I’m not sure about the lull, though. My agents have my third novel, A YEAR IN THE CITY, doing the rounds, and with a bit of luck they’ll sell it before the year is out, and I can have a release in 2008. But that might not happen. It’s a difficult novel to sell. The novel I’m writing now won’t be done until the end of the year, and we’ll see how that goes–it will be a lot more accessible that A YEAR IN THE CITY, though I tend to think YEAR is the most ambitious, interesting, and best thing I’ve written, peroid. This thing I’m writting now is pretty cool though, and if it comes out right, I’ll maybe change my opinion–though I tend to have a habit of thinking every new thing finished is the best, and every old thing the worse, so ignoring me on this is probably the best.

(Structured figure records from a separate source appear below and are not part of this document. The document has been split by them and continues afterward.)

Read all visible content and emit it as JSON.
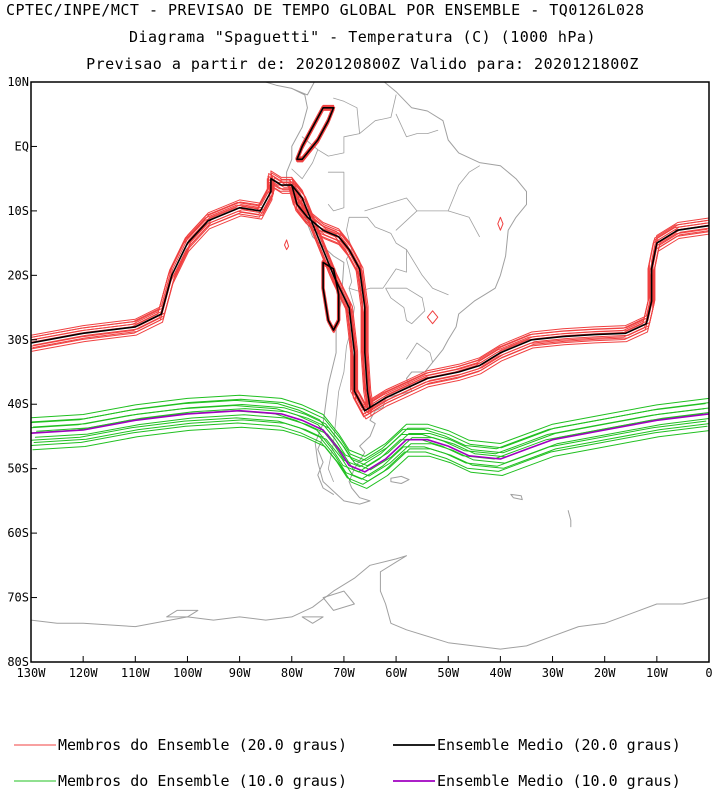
{
  "title": {
    "line1": "CPTEC/INPE/MCT - PREVISAO DE TEMPO GLOBAL POR ENSEMBLE - TQ0126L028",
    "line2": "Diagrama \"Spaguetti\" - Temperatura (C) (1000 hPa)",
    "line3": "Previsao a partir de: 2020120800Z  Valido para: 2020121800Z"
  },
  "map": {
    "lon_range": [
      -130,
      0
    ],
    "lat_range": [
      -80,
      10
    ],
    "lat_ticks": [
      {
        "value": 10,
        "label": "10N"
      },
      {
        "value": 0,
        "label": "EQ"
      },
      {
        "value": -10,
        "label": "10S"
      },
      {
        "value": -20,
        "label": "20S"
      },
      {
        "value": -30,
        "label": "30S"
      },
      {
        "value": -40,
        "label": "40S"
      },
      {
        "value": -50,
        "label": "50S"
      },
      {
        "value": -60,
        "label": "60S"
      },
      {
        "value": -70,
        "label": "70S"
      },
      {
        "value": -80,
        "label": "80S"
      }
    ],
    "lon_ticks": [
      {
        "value": -130,
        "label": "130W"
      },
      {
        "value": -120,
        "label": "120W"
      },
      {
        "value": -110,
        "label": "110W"
      },
      {
        "value": -100,
        "label": "100W"
      },
      {
        "value": -90,
        "label": "90W"
      },
      {
        "value": -80,
        "label": "80W"
      },
      {
        "value": -70,
        "label": "70W"
      },
      {
        "value": -60,
        "label": "60W"
      },
      {
        "value": -50,
        "label": "50W"
      },
      {
        "value": -40,
        "label": "40W"
      },
      {
        "value": -30,
        "label": "30W"
      },
      {
        "value": -20,
        "label": "20W"
      },
      {
        "value": -10,
        "label": "10W"
      },
      {
        "value": 0,
        "label": "0"
      }
    ],
    "colors": {
      "coastline": "#a0a0a0",
      "member_20": "#f04040",
      "mean_20": "#000000",
      "member_10": "#20c020",
      "mean_10": "#a000c0"
    }
  },
  "contours": {
    "mean_20_west": [
      [
        -130,
        -30.5
      ],
      [
        -120,
        -29
      ],
      [
        -110,
        -28
      ],
      [
        -105,
        -26
      ],
      [
        -103,
        -20
      ],
      [
        -100,
        -15
      ],
      [
        -96,
        -11.5
      ],
      [
        -90,
        -9.5
      ],
      [
        -86,
        -10
      ],
      [
        -84,
        -7
      ],
      [
        -84,
        -5
      ],
      [
        -82,
        -6
      ],
      [
        -80,
        -6
      ],
      [
        -79,
        -9
      ],
      [
        -77,
        -11
      ],
      [
        -74,
        -13
      ],
      [
        -71,
        -14
      ],
      [
        -69,
        -16
      ],
      [
        -67,
        -19
      ],
      [
        -66,
        -25
      ],
      [
        -66,
        -32
      ],
      [
        -65.5,
        -38
      ],
      [
        -65,
        -40.5
      ]
    ],
    "mean_20_east": [
      [
        -65,
        -40.5
      ],
      [
        -62,
        -39
      ],
      [
        -58,
        -37.5
      ],
      [
        -54,
        -36
      ],
      [
        -48,
        -35
      ],
      [
        -44,
        -34
      ],
      [
        -40,
        -32
      ],
      [
        -34,
        -30
      ],
      [
        -28,
        -29.5
      ],
      [
        -22,
        -29.2
      ],
      [
        -16,
        -29
      ],
      [
        -12,
        -27.5
      ],
      [
        -11,
        -24
      ],
      [
        -11,
        -19
      ],
      [
        -10,
        -15
      ],
      [
        -6,
        -13
      ],
      [
        0,
        -12.3
      ]
    ],
    "mean_20_andes_loop": [
      [
        -80,
        -6
      ],
      [
        -78,
        -8
      ],
      [
        -75,
        -14
      ],
      [
        -72,
        -20
      ],
      [
        -69,
        -25
      ],
      [
        -68,
        -32
      ],
      [
        -68,
        -38
      ],
      [
        -66,
        -41
      ],
      [
        -65,
        -40.5
      ]
    ],
    "mean_20_island_north": [
      [
        -78,
        -2
      ],
      [
        -75,
        1
      ],
      [
        -73,
        4
      ],
      [
        -72,
        6
      ],
      [
        -74,
        6
      ],
      [
        -76,
        3
      ],
      [
        -78,
        0
      ],
      [
        -79,
        -2
      ],
      [
        -78,
        -2
      ]
    ],
    "mean_20_island_south": [
      [
        -74,
        -18
      ],
      [
        -72,
        -19
      ],
      [
        -71,
        -23
      ],
      [
        -71,
        -27
      ],
      [
        -72,
        -28.5
      ],
      [
        -73,
        -27
      ],
      [
        -74,
        -22
      ],
      [
        -74,
        -18
      ]
    ],
    "mean_10": [
      [
        -130,
        -44.5
      ],
      [
        -120,
        -44
      ],
      [
        -110,
        -42.5
      ],
      [
        -100,
        -41.5
      ],
      [
        -90,
        -41
      ],
      [
        -82,
        -41.5
      ],
      [
        -78,
        -42.5
      ],
      [
        -74,
        -44
      ],
      [
        -71,
        -47
      ],
      [
        -69,
        -49.5
      ],
      [
        -66,
        -50.5
      ],
      [
        -62,
        -48.5
      ],
      [
        -58,
        -45.5
      ],
      [
        -54,
        -45.5
      ],
      [
        -50,
        -46.5
      ],
      [
        -46,
        -48
      ],
      [
        -40,
        -48.5
      ],
      [
        -35,
        -47
      ],
      [
        -30,
        -45.5
      ],
      [
        -20,
        -44
      ],
      [
        -10,
        -42.5
      ],
      [
        0,
        -41.5
      ]
    ],
    "red_small_1": [
      [
        -81,
        -14.5
      ],
      [
        -80.6,
        -15.5
      ],
      [
        -81,
        -16
      ],
      [
        -81.4,
        -15.3
      ],
      [
        -81,
        -14.5
      ]
    ],
    "red_small_2": [
      [
        -53,
        -25.5
      ],
      [
        -52,
        -26.5
      ],
      [
        -53,
        -27.5
      ],
      [
        -54,
        -26.5
      ],
      [
        -53,
        -25.5
      ]
    ],
    "red_small_3": [
      [
        -40,
        -11
      ],
      [
        -39.5,
        -12
      ],
      [
        -40,
        -13
      ],
      [
        -40.5,
        -12
      ],
      [
        -40,
        -11
      ]
    ]
  },
  "coastlines": {
    "south_america": [
      [
        -80,
        9
      ],
      [
        -77,
        8
      ],
      [
        -75,
        11
      ],
      [
        -72,
        11.5
      ],
      [
        -70,
        12
      ],
      [
        -67,
        10.5
      ],
      [
        -63,
        10.5
      ],
      [
        -60,
        8.5
      ],
      [
        -57,
        6
      ],
      [
        -54,
        5.5
      ],
      [
        -51,
        4
      ],
      [
        -50,
        1
      ],
      [
        -48,
        -1
      ],
      [
        -44,
        -2.5
      ],
      [
        -40,
        -3
      ],
      [
        -37,
        -5
      ],
      [
        -35,
        -7
      ],
      [
        -35,
        -9
      ],
      [
        -37,
        -11
      ],
      [
        -38.5,
        -13
      ],
      [
        -39,
        -17
      ],
      [
        -40,
        -20
      ],
      [
        -41,
        -22
      ],
      [
        -43,
        -23
      ],
      [
        -45,
        -24
      ],
      [
        -48,
        -26
      ],
      [
        -48.5,
        -28
      ],
      [
        -50,
        -30
      ],
      [
        -51,
        -31.5
      ],
      [
        -53,
        -33.5
      ],
      [
        -54.5,
        -35
      ],
      [
        -57,
        -35
      ],
      [
        -58,
        -36
      ],
      [
        -57,
        -38
      ],
      [
        -62,
        -39
      ],
      [
        -62.5,
        -40.5
      ],
      [
        -64,
        -41
      ],
      [
        -65,
        -42.5
      ],
      [
        -64,
        -43
      ],
      [
        -65,
        -45
      ],
      [
        -67,
        -46.5
      ],
      [
        -66,
        -47.5
      ],
      [
        -68,
        -50
      ],
      [
        -69,
        -52
      ],
      [
        -68.5,
        -53
      ],
      [
        -67,
        -54.5
      ],
      [
        -65,
        -55
      ],
      [
        -67,
        -55.5
      ],
      [
        -70,
        -55
      ],
      [
        -72,
        -53.5
      ],
      [
        -74,
        -52
      ],
      [
        -75,
        -49
      ],
      [
        -75.5,
        -46
      ],
      [
        -74,
        -43
      ],
      [
        -73.5,
        -40
      ],
      [
        -73,
        -37
      ],
      [
        -71.5,
        -32
      ],
      [
        -71.5,
        -28
      ],
      [
        -70.5,
        -24
      ],
      [
        -70,
        -18
      ],
      [
        -72,
        -17
      ],
      [
        -76,
        -14
      ],
      [
        -77,
        -12
      ],
      [
        -79,
        -8
      ],
      [
        -81,
        -6
      ],
      [
        -81,
        -4
      ],
      [
        -80,
        -2
      ],
      [
        -80,
        0
      ],
      [
        -79,
        1.5
      ],
      [
        -78,
        3
      ],
      [
        -77,
        6
      ],
      [
        -77.5,
        8
      ],
      [
        -80,
        9
      ]
    ],
    "borders": [
      [
        [
          -69,
          -22
        ],
        [
          -67,
          -22.5
        ],
        [
          -65,
          -22
        ],
        [
          -62.5,
          -22
        ],
        [
          -60,
          -19
        ],
        [
          -58,
          -19.5
        ],
        [
          -58,
          -16
        ],
        [
          -60,
          -15
        ],
        [
          -61,
          -13.5
        ],
        [
          -64,
          -12.5
        ],
        [
          -65.5,
          -11
        ],
        [
          -69,
          -11
        ],
        [
          -69.5,
          -13
        ],
        [
          -68.5,
          -16
        ],
        [
          -69.5,
          -17.5
        ],
        [
          -69,
          -19
        ],
        [
          -68.5,
          -21
        ],
        [
          -69,
          -22
        ]
      ],
      [
        [
          -62,
          -22
        ],
        [
          -58,
          -22
        ],
        [
          -55,
          -23.5
        ],
        [
          -54.5,
          -25.5
        ],
        [
          -57,
          -27.5
        ],
        [
          -58,
          -27
        ],
        [
          -58.5,
          -25
        ],
        [
          -61,
          -23.5
        ],
        [
          -62,
          -22
        ]
      ],
      [
        [
          -73,
          -4
        ],
        [
          -70,
          -4
        ],
        [
          -70,
          -9.5
        ],
        [
          -72,
          -10
        ],
        [
          -73,
          -9
        ]
      ],
      [
        [
          -78,
          1.5
        ],
        [
          -75,
          -0.5
        ],
        [
          -73,
          -1.5
        ],
        [
          -70,
          -1
        ],
        [
          -70,
          1.5
        ],
        [
          -67,
          2
        ],
        [
          -67.5,
          6
        ],
        [
          -70,
          7
        ],
        [
          -72,
          7.5
        ]
      ],
      [
        [
          -80,
          -3.5
        ],
        [
          -78,
          -5
        ],
        [
          -76,
          -2.5
        ],
        [
          -75,
          -0.5
        ]
      ],
      [
        [
          -67,
          2
        ],
        [
          -64,
          4
        ],
        [
          -61,
          4.5
        ],
        [
          -60,
          8
        ]
      ],
      [
        [
          -60,
          5
        ],
        [
          -58,
          1.5
        ],
        [
          -56,
          2
        ],
        [
          -54,
          2
        ],
        [
          -52,
          2.5
        ]
      ],
      [
        [
          -69,
          -22
        ],
        [
          -68,
          -25
        ],
        [
          -68.5,
          -28
        ],
        [
          -69.5,
          -31
        ],
        [
          -70,
          -35
        ],
        [
          -71,
          -38
        ],
        [
          -71.5,
          -42
        ],
        [
          -72,
          -46
        ],
        [
          -73,
          -50
        ],
        [
          -72,
          -52
        ]
      ],
      [
        [
          -58,
          -33
        ],
        [
          -56,
          -30.5
        ],
        [
          -53.5,
          -32
        ],
        [
          -53,
          -33.5
        ]
      ],
      [
        [
          -60,
          -13
        ],
        [
          -56,
          -10
        ],
        [
          -50,
          -10
        ],
        [
          -46,
          -11
        ],
        [
          -44,
          -14
        ]
      ],
      [
        [
          -58,
          -16
        ],
        [
          -55,
          -20
        ],
        [
          -53,
          -22
        ],
        [
          -50,
          -23
        ]
      ],
      [
        [
          -50,
          -10
        ],
        [
          -48,
          -6
        ],
        [
          -46,
          -4
        ],
        [
          -44,
          -3
        ]
      ],
      [
        [
          -56,
          -10
        ],
        [
          -58,
          -8
        ],
        [
          -62,
          -9
        ],
        [
          -66,
          -10
        ]
      ]
    ],
    "central_america": [
      [
        -80,
        9
      ],
      [
        -83,
        9.5
      ],
      [
        -85,
        10
      ],
      [
        -86,
        12
      ],
      [
        -88,
        13.5
      ],
      [
        -90,
        14
      ],
      [
        -92,
        15
      ]
    ],
    "antarctica": [
      [
        -130,
        -73.5
      ],
      [
        -125,
        -74
      ],
      [
        -120,
        -74
      ],
      [
        -110,
        -74.5
      ],
      [
        -100,
        -73
      ],
      [
        -95,
        -73.5
      ],
      [
        -90,
        -73
      ],
      [
        -85,
        -73.5
      ],
      [
        -80,
        -73
      ],
      [
        -76,
        -71.5
      ],
      [
        -72,
        -69
      ],
      [
        -68,
        -67
      ],
      [
        -65,
        -65
      ],
      [
        -60,
        -64
      ],
      [
        -58,
        -63.5
      ],
      [
        -60,
        -64.5
      ],
      [
        -63,
        -66
      ],
      [
        -63,
        -69
      ],
      [
        -62,
        -71
      ],
      [
        -61,
        -74
      ],
      [
        -58,
        -75
      ],
      [
        -50,
        -77
      ],
      [
        -40,
        -78
      ],
      [
        -35,
        -77.5
      ],
      [
        -30,
        -76
      ],
      [
        -25,
        -74.5
      ],
      [
        -20,
        -74
      ],
      [
        -15,
        -72.5
      ],
      [
        -10,
        -71
      ],
      [
        -5,
        -71
      ],
      [
        0,
        -70
      ]
    ],
    "antarctic_islands": [
      [
        [
          -70,
          -69
        ],
        [
          -68,
          -71
        ],
        [
          -72,
          -72
        ],
        [
          -74,
          -70
        ],
        [
          -70,
          -69
        ]
      ],
      [
        [
          -98,
          -72
        ],
        [
          -102,
          -72
        ],
        [
          -104,
          -73
        ],
        [
          -100,
          -73
        ],
        [
          -98,
          -72
        ]
      ],
      [
        [
          -74,
          -73
        ],
        [
          -76,
          -74
        ],
        [
          -78,
          -73
        ],
        [
          -74,
          -73
        ]
      ]
    ],
    "falklands": [
      [
        -61,
        -51.5
      ],
      [
        -59,
        -51.2
      ],
      [
        -57.5,
        -51.7
      ],
      [
        -59,
        -52.3
      ],
      [
        -61,
        -52
      ],
      [
        -61,
        -51.5
      ]
    ],
    "south_georgia": [
      [
        -38,
        -54
      ],
      [
        -36,
        -54.2
      ],
      [
        -35.8,
        -54.8
      ],
      [
        -37.5,
        -54.5
      ],
      [
        -38,
        -54
      ]
    ],
    "south_sandwich": [
      [
        -27,
        -56.5
      ],
      [
        -26.5,
        -58
      ],
      [
        -26.5,
        -59
      ]
    ],
    "chile_islands": [
      [
        -74,
        -45
      ],
      [
        -75,
        -47
      ],
      [
        -74,
        -49
      ],
      [
        -75,
        -51
      ],
      [
        -74,
        -53
      ],
      [
        -72,
        -54
      ]
    ]
  },
  "legend": {
    "items": [
      {
        "label": "Membros do Ensemble (20.0 graus)",
        "color": "#f04040"
      },
      {
        "label": "Ensemble Medio (20.0 graus)",
        "color": "#000000"
      },
      {
        "label": "Membros do Ensemble (10.0 graus)",
        "color": "#20c020"
      },
      {
        "label": "Ensemble Medio (10.0 graus)",
        "color": "#a000c0"
      }
    ]
  }
}
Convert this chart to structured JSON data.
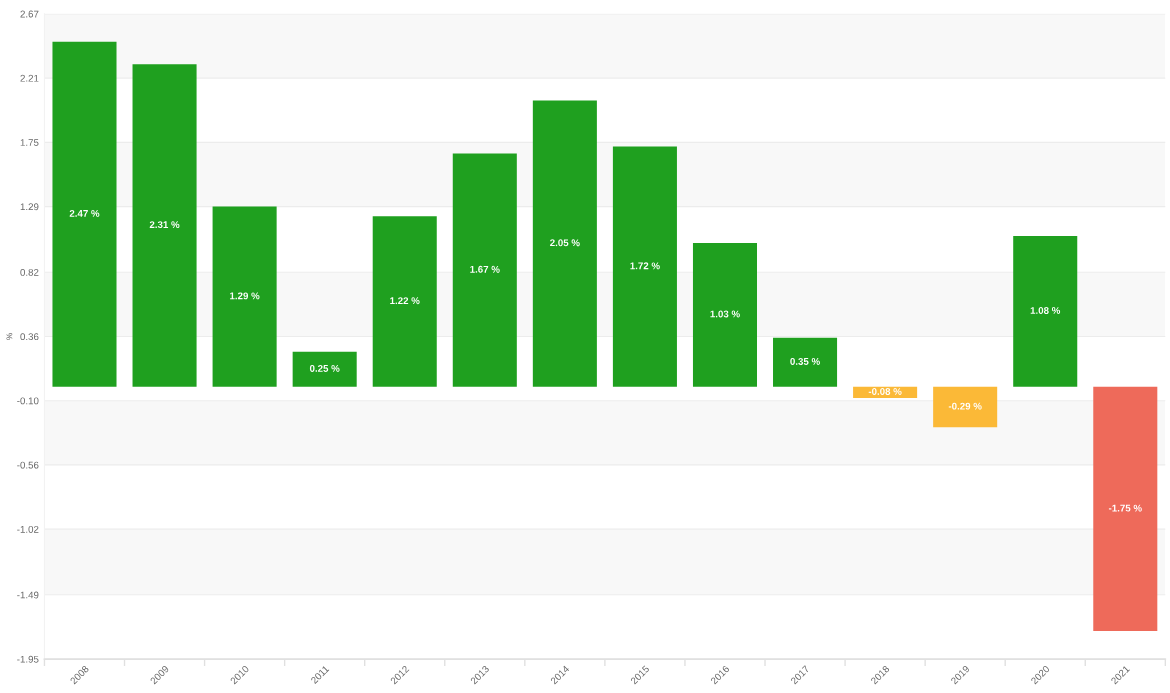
{
  "chart_data": {
    "type": "bar",
    "ylabel": "%",
    "categories": [
      "2008",
      "2009",
      "2010",
      "2011",
      "2012",
      "2013",
      "2014",
      "2015",
      "2016",
      "2017",
      "2018",
      "2019",
      "2020",
      "2021"
    ],
    "values": [
      2.47,
      2.31,
      1.29,
      0.25,
      1.22,
      1.67,
      2.05,
      1.72,
      1.03,
      0.35,
      -0.08,
      -0.29,
      1.08,
      -1.75
    ],
    "colors": [
      "#1fa01f",
      "#1fa01f",
      "#1fa01f",
      "#1fa01f",
      "#1fa01f",
      "#1fa01f",
      "#1fa01f",
      "#1fa01f",
      "#1fa01f",
      "#1fa01f",
      "#fbb937",
      "#fbb937",
      "#1fa01f",
      "#ee6a5a"
    ],
    "value_labels": [
      "2.47 %",
      "2.31 %",
      "1.29 %",
      "0.25 %",
      "1.22 %",
      "1.67 %",
      "2.05 %",
      "1.72 %",
      "1.03 %",
      "0.35 %",
      "-0.08 %",
      "-0.29 %",
      "1.08 %",
      "-1.75 %"
    ],
    "ylim": [
      -1.95,
      2.67
    ],
    "yticks": [
      -1.95,
      -1.49,
      -1.02,
      -0.56,
      {
        "value": -0.1,
        "label": "-0.10"
      },
      0.36,
      0.82,
      1.29,
      1.75,
      2.21,
      2.67
    ],
    "bands": [
      {
        "axis": "y",
        "from": 2.21,
        "to": 2.67,
        "color": "#f8f8f8"
      },
      {
        "axis": "y",
        "from": 1.29,
        "to": 1.75,
        "color": "#f8f8f8"
      },
      {
        "axis": "y",
        "from": 0.36,
        "to": 0.82,
        "color": "#f8f8f8"
      },
      {
        "axis": "y",
        "from": -0.56,
        "to": -0.1,
        "color": "#f8f8f8"
      },
      {
        "axis": "y",
        "from": -1.49,
        "to": -1.02,
        "color": "#f8f8f8"
      }
    ],
    "grid": "y"
  }
}
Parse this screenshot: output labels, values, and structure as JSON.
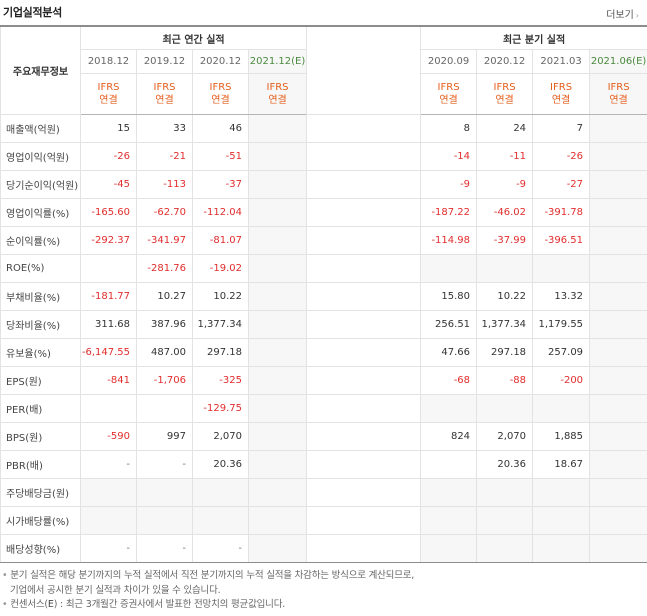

But you never know with me. I have a project upcoming which, I think, will surprise more than a few people, and there’s a bit of short fiction coming out, as well, so my name’ll be around. Maybe next year I’ll look to doing a collection, even. I’m not real set in my ways on what I do around the novels, and I have the next one planned as well, so the work will be there, for sure.
But, at the moment, 2008 is not looking like a huge year, and I suppose it could be a lull, publishing wise. I’d rather it didn’t, but that’s how it is at times. Still, I’ve spent a lot of time trying to get to a position where I can get people interested in my projects, and get through the doors, and have an audience who will follow me when I do something… so even if 2008 is quiet, it’ll only be on a publishing front, and not a working one.
It’s too fucking late to go back anyway.
4. Enough about the writing, what’s the best thing you’ve read this year?
That would have to be Truman Capote’s IN COLD BLOOD, easy. I’d probably put Harper Lee’s TO KILL A MOCKINGBIRD in second, as I think the two fold nicely upon one another, actually.
I get little obsessions about authors and the moments when authors feed off each other, and it seems to be that there’s an interesting connection between the two works, and the lives of the authors. Anyhow, I’m sure a lot of other people have had that thought–i’m sure it’s written about, since one conspiracy theory is that Capote wrote MOCKINGBIRD himself–and I’m not going to go on about it. But Capote’s book was just–well, so heartbreaking, so beautiful, and so complex, in both the contents of the novel itself, the history of it, the reality, and Capote himself.
Anyhow, I’m probably the last person on the planet to read both, but fuck it, hey? We’re all reading at our pace.
5. Finally, and perhaps most importantly, you’re given the opportunity to get it on with the fictional character you fancy most. Who’s it gonna be and why?
Cause I want to be the straight author who fucked Jesus in the ass until he called me Daddy. Then I’ll move through all them prophets, till I’ve collected me a whole belt of notches, and maybe some broken hearts and a fatwa or two. Salman Rushdie oughtn’t have all the fun and I don’t like to use girls like that.